Consistent and reliable supply of Isavuconazole Sulfate underpins development of new antifungal therapies and combinations for resistant pathogens. Our manufacturing platform allows us to adjust output to small clinical studies or scale up rapidly for commercial launches. We supply clinical-grade material in quantities tailored for preclinical, pilot, and pivotal stages — not just mature commercial products. R&D teams know that direct access to experienced process chemists and full analytical support shortens troubleshooting cycles and sparks new formulation pathways.
Our participation alongside clients in developing novel delivery systems or prodrug modifications rests on the ability to give deeper API information: polymorphism, particle engineering, surface chemistry analysis, and batch-to-batch behavior during encapsulation or lyophilization. Projects seldom run in straight lines; setbacks and surprises are common. What matters is clear communication, rapid technical response, and honest reporting. Our clients depend on this partnership to reach the next breakthroughs in the antifungal field.

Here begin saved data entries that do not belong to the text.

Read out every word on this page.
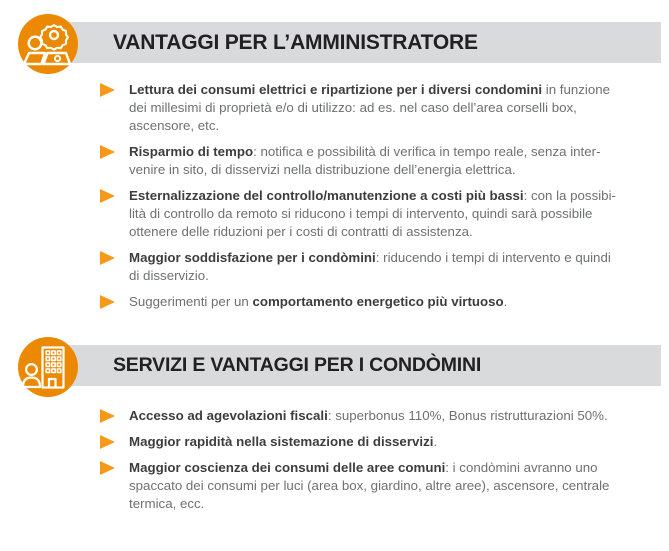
VANTAGGI PER L’AMMINISTRATORE
Lettura dei consumi elettrici e ripartizione per i diversi condomini in funzione dei millesimi di proprietà e/o di utilizzo: ad es. nel caso dell’area corselli box, ascensore, etc.
Risparmio di tempo: notifica e possibilità di verifica in tempo reale, senza intervenire in sito, di disservizi nella distribuzione dell’energia elettrica.
Esternalizzazione del controllo/manutenzione a costi più bassi: con la possibilità di controllo da remoto si riducono i tempi di intervento, quindi sarà possibile ottenere delle riduzioni per i costi di contratti di assistenza.
Maggior soddisfazione per i condòmini: riducendo i tempi di intervento e quindi di disservizio.
Suggerimenti per un comportamento energetico più virtuoso.
SERVIZI E VANTAGGI PER I CONDÒMINI
Accesso ad agevolazioni fiscali: superbonus 110%, Bonus ristrutturazioni 50%.
Maggior rapidità nella sistemazione di disservizi.
Maggior coscienza dei consumi delle aree comuni: i condòmini avranno uno spaccato dei consumi per luci (area box, giardino, altre aree), ascensore, centrale termica, ecc.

Direct experience manufacturing Isavuconazole Sulfate defines every gram we produce. We do not rely on abstract “global supplier networks” or third-party copy — we bring chemical knowledge, process discipline, and a culture of continuous improvement bred from years of direct production. Every delivered lot reflects the same hard-won insights and customer-driven adaptation that set our products apart from commodity brokers or batch resellers. We measure success not only by analytical purity or regulatory compliance, but by how reliably our product integrates into advanced medicines — making better therapies possible, for patients and their providers worldwide.